Iniciei a aula com muito suspense. Tomar a atenção para mim, nesse momento, é muito importante. Disse que tinha uma surpresa, que faríamos uma coisa gostosa e eu leria uma história especial: A caligrafia de Dona Sofia, do André Neves, história poeticamente construída, com poemas em volta do texto que atraem a atenção de quem lê. Páginas coloridas, delicadamente desenhadas para trazer para si os olhos e a emoção do leitor, criança ou adulto, que se surpreende com o que vê.

Comecei a leitura pela capa, pelo título. Ninguém sabia o que era caligrafia. Expliquei que caligrafia significa a letra da pessoa e que a caligrafia de Dona Sofia era a letra dessa senhora, que era linda. Ela era professora aposentada e escrevia, com sua caligrafia caprichada, poemas nas paredes de sua casa. Antes de me aprofundar no livro, lancei a pergunta:

-Gente, antes de ler poemas a gente tem que saber o que é poesia... Alguém sabe?

Já havíamos lido outros poemas na sala e eu já havia chamado a atenção deles quanto ao conteúdo e a forma poética.

-É quando rima?

-Tem uns que rimam, outros não...

-Tia, quando fala que o sol é diamante, isso é poesia...

-Ah, sim isso também é poesia.

-É quando combina?

-Combina?

-É, quando é igual... O final...

-Quando rima... O final igual se chama rima. Às vezes rima mas prá fazer poesia tem que usar a cabeça e o coração nesses versos, que estão no livro:

“O poeta/escreve poesia/para ser criança/todo dia.” (Fernando Paixão)

Sabem por que o poeta escreve poesia para ser criança todo dia? Sabe qual a grande coisa que a criança tem que os adultos esquecem? As crianças estão sempre surpresas com tudo, o mundo é uma grande novidade. O poeta, como a criança, escreve sobre esse mundo que todo mundo conhece mas que ele enxerga com olhos curiosos ainda e sente com o mesmo entusiasmo de uma criança.

-Vou ler outro, esse foi escrito pelo André, que escreveu esse livro:

“A poesia rodando no vento/gira invento a todo momento/roda palavra na boca/enrola
rima na ponta da língua.”

-Gostaram? Olha ele falando de invento... Poesia a gente inventa, né? E ele fala de rima
também...

Depois da conversa, seguiu a leitura. Com os olhos e o coração abertos, o texto fluiu por toda sala e inundou nossa rotina. Encheu de vida e de graça nossa manhã nublada de terça-feira e fez feliz a mim e aos meus pequenos. Cada página lida revelava um segredo guardado em cada linha que seguia. Fiquei muito satisfeita com a escolha do livro, que estava na biblioteca da escola, parece que me esperando encontrá-lo.

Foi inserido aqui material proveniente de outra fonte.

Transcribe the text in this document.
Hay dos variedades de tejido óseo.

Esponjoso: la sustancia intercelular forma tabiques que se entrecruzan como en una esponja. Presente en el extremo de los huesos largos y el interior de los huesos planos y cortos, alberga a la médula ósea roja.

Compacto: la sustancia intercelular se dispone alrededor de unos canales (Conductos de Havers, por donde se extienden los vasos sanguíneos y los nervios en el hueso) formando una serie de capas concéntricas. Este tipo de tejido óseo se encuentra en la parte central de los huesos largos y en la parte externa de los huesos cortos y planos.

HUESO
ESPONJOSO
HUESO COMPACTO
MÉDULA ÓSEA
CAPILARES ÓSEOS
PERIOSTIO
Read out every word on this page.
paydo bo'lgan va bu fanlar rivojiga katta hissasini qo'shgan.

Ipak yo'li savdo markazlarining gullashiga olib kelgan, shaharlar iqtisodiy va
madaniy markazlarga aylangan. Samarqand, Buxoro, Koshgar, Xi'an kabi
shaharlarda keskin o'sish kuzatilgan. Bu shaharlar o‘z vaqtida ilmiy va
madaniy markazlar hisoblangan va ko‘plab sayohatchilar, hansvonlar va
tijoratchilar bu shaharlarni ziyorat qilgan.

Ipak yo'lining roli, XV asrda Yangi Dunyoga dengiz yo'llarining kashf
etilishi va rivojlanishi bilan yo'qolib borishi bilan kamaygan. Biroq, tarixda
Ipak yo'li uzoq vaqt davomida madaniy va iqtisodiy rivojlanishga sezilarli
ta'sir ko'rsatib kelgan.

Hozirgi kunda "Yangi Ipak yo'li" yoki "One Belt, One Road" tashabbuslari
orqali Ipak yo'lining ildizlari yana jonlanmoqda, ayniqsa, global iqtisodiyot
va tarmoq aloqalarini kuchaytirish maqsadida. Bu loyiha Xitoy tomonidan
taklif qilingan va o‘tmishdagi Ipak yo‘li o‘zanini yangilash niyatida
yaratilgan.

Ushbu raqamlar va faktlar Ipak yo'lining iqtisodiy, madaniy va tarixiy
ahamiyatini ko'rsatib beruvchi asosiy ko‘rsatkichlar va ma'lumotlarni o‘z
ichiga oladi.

Antes de ler para as crianças, li e reli o texto, levei o livro para casa e saboreei sozinha suas doces palavras. Mal sabia no que sua leitura se tornaria na escola mas, antes de ser um pretexto para a oficina de poesia, ele foi meu companheiro, exclusivamente meu.

Seguida a leitura, fiz uma sessão de relaxamento para alongar e relaxar as crianças, que deveria se preparar para o exercício de pensar e escrever.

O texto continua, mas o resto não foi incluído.